J Org Chem. 2010 Oct 1;75(19):6326-36. doi: 10.1021/jo100928g.
Aiming at developing inhibitors of mannosyltransferases, the enzymes that participate in the biosynthesis of the cell envelope of Mycobacterium tuberculosis, the synthesis of a range of designed triazole-linked 1,6-oligomannosides up to a hexadecamer has been accomplished by a modular approach centered on the Cu(I)-catalyzed azide-alkyne cycloaddition as key process. The efficiency and fidelity of the cycloaddition are substantiated by high yields (76-96%) and exclusive formation of the expected 1,4-disubstituted triazole ring in all oligomer assembling reactions. Key features of oligomers thus prepared are the anomeric carbon-carbon bond of all mannoside residues and the 6-deoxymannoside capping residue. Suitable bioassays with dimer, tetramer, hexamer, octamer, decamer, and hexadecamer showed variable inhibitor activity against mycobacterial α-(1,6)-mannosyltransferases, the highest activity (IC(50) = 0.14-0.22 mM) being registered with the hexamannoside and octamannoside.

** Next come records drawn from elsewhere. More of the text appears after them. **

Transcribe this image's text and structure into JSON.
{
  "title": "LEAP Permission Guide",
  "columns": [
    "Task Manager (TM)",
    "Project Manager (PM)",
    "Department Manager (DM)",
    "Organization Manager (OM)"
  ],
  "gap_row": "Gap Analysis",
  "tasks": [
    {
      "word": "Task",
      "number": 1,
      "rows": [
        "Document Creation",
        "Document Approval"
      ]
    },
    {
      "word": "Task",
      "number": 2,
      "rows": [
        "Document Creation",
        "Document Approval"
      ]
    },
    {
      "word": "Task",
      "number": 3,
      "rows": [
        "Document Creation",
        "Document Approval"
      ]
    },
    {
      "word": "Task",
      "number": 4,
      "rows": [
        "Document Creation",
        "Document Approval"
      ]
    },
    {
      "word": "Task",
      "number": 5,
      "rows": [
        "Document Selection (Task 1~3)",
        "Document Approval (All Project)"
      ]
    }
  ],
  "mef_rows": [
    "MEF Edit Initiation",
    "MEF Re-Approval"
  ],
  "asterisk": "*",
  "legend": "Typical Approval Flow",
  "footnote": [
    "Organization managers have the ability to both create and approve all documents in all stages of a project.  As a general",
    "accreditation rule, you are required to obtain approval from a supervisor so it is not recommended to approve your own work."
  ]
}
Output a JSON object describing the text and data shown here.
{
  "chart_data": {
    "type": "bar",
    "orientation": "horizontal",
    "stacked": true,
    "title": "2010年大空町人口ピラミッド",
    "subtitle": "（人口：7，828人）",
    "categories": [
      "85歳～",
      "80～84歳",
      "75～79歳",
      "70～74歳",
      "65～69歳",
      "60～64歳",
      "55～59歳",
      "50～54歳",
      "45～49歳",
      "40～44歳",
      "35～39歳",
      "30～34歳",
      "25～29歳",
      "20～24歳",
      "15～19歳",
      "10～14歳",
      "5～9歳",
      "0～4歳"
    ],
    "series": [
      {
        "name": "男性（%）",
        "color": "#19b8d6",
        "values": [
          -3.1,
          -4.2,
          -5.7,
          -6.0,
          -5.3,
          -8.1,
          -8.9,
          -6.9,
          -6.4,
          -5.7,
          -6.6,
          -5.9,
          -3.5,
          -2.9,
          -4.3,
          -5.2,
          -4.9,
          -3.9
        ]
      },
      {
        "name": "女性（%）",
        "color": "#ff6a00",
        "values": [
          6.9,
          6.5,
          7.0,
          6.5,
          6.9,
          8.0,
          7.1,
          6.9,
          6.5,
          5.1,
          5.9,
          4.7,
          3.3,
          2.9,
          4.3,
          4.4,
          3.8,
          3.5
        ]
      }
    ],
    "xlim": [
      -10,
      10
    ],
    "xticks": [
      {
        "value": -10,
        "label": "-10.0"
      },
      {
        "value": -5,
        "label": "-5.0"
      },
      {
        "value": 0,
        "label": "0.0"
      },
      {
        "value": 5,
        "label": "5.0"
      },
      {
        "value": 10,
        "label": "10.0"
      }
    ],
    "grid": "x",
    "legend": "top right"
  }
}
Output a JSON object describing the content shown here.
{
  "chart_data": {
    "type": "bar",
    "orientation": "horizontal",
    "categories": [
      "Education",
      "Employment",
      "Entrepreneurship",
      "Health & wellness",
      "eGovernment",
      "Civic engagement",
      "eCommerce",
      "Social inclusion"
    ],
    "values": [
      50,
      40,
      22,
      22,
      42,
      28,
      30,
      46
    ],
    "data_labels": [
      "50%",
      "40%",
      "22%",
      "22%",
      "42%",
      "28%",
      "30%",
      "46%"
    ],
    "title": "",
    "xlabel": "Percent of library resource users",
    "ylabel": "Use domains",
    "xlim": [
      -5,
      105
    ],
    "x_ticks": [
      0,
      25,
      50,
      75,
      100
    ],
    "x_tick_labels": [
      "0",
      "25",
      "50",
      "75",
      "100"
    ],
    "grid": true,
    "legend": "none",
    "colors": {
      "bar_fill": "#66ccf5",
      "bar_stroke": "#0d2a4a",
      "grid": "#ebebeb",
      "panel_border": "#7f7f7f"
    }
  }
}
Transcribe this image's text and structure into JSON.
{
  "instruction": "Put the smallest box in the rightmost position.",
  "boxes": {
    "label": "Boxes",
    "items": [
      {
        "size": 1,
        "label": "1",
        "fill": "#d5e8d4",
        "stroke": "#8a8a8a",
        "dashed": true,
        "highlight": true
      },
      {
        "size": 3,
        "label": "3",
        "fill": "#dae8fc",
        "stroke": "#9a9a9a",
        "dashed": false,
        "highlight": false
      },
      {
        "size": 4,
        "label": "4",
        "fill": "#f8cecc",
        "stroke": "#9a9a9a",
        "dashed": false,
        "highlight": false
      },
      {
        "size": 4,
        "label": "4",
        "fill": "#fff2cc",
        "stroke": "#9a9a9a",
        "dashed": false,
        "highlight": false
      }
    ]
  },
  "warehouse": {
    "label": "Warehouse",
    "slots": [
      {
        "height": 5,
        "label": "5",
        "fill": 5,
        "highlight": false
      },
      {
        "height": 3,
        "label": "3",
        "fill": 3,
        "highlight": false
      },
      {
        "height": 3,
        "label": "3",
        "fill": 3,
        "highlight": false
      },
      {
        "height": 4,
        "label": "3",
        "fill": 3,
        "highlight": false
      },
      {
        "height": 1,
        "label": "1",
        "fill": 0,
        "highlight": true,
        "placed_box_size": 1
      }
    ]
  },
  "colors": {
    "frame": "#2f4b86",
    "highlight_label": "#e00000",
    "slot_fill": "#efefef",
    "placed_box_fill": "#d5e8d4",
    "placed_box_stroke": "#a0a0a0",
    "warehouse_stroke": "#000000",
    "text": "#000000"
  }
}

为了开发参与分枝杆菌细胞包膜生物合成的甘露糖基转移酶抑制剂,我们采用基于铜(I)催化叠氮-炔环加成反应的模块化方法,合成了一系列设计的三唑连接的 1,6-寡甘露糖苷,最长可达十六聚体。该关键过程的效率和准确性通过高收率(76-96%)和所有寡聚物组装反应中预期的 1,4-取代三唑环的唯一形成得到证实。如此制备的寡聚物的关键特征是所有甘露糖苷残基的端基碳-碳键和 6-去氧甘露糖苷封端残基。与二聚体、四聚体、六聚体、八聚体、十聚体和十六聚体进行的合适的生物测定显示,这些寡聚物对分枝杆菌α-(1,6)-甘露糖基转移酶具有可变的抑制活性,其中六甘露糖苷和八甘露糖苷的活性最高(IC50=0.14-0.22mM)。